[CPU] Fix tile sizes adjustment for pack op with outer_dims_perm. (#14441)
The tile sizes of distribution and TileAndFuse are set based on rootOp.
They should be transposed if outer_dims_perm exists. Otherwise, they
won't be applied to corresponding loop. E.g., say that the expected tile
sizes for root op are `[8, 128]` and the pack op consumer has
outer_dims_perm. If they are not transposed, below snippet would be
generated and a `128x8` slice of rootOp would be created.
```
%producer = linalg.generic
scf.for ... step 8
scf.for ... step 128
%slice = tenser.extract_slice %producer [%i, %j] [128, 8] [1, 1]
%pack = tensor.pack %slice outer_dims_perm = [1, 0] ...
```
What we want is to create a `8x128` slice.
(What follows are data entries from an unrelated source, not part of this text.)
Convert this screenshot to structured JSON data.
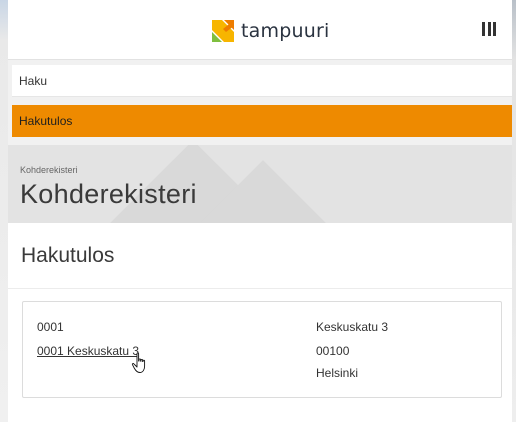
{
  "brand": {
    "logo_text": "tampuuri",
    "logo_colors": [
      "#f7b500",
      "#ee7d00",
      "#7fbf3f",
      "#2a3340"
    ]
  },
  "header": {
    "menu_icon": "menu-icon"
  },
  "nav": {
    "items": [
      {
        "label": "Haku",
        "active": false
      },
      {
        "label": "Hakutulos",
        "active": true
      }
    ],
    "active_color": "#ee8a00"
  },
  "page": {
    "breadcrumb": "Kohderekisteri",
    "title": "Kohderekisteri"
  },
  "results": {
    "section_title": "Hakutulos",
    "items": [
      {
        "number": "0001",
        "link_text": "0001 Keskuskatu 3",
        "street": "Keskuskatu 3",
        "postal_code": "00100",
        "city": "Helsinki"
      }
    ]
  },
  "cursor": {
    "icon": "hand-pointer-icon"
  }
}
So we have to transpose tile
sizes if outer_dims_perm presents.
Fixes https://github.com/openxla/iree/issues/14252diff --git a/compiler/src/iree/compiler/Codegen/LLVMCPU/KernelDispatch.cpp b/compiler/src/iree/compiler/Codegen/LLVMCPU/KernelDispatch.cpp
index a13a7fb..215af71 100644
--- a/compiler/src/iree/compiler/Codegen/LLVMCPU/KernelDispatch.cpp
+++ b/compiler/src/iree/compiler/Codegen/LLVMCPU/KernelDispatch.cpp
@@ -1965,6 +1965,7 @@
// Only adjust tile sizes for distribution and TileAndFuse, which are the
// first two tile lists.
+ auto outerDimsPerm = packOp.getOuterDimsPerm();
for (int i = 0, e = std::min<int>(tileSizesList.size(), 2); i < e; ++i) {
auto &tileSizes = tileSizesList[i];
ArrayRef<int64_t> innerTiles = packOp.getStaticInnerTiles();
@@ -1977,6 +1978,8 @@
LLVM_DEBUG(KD_DBGS() << "Scale # " << pos << " tile size to "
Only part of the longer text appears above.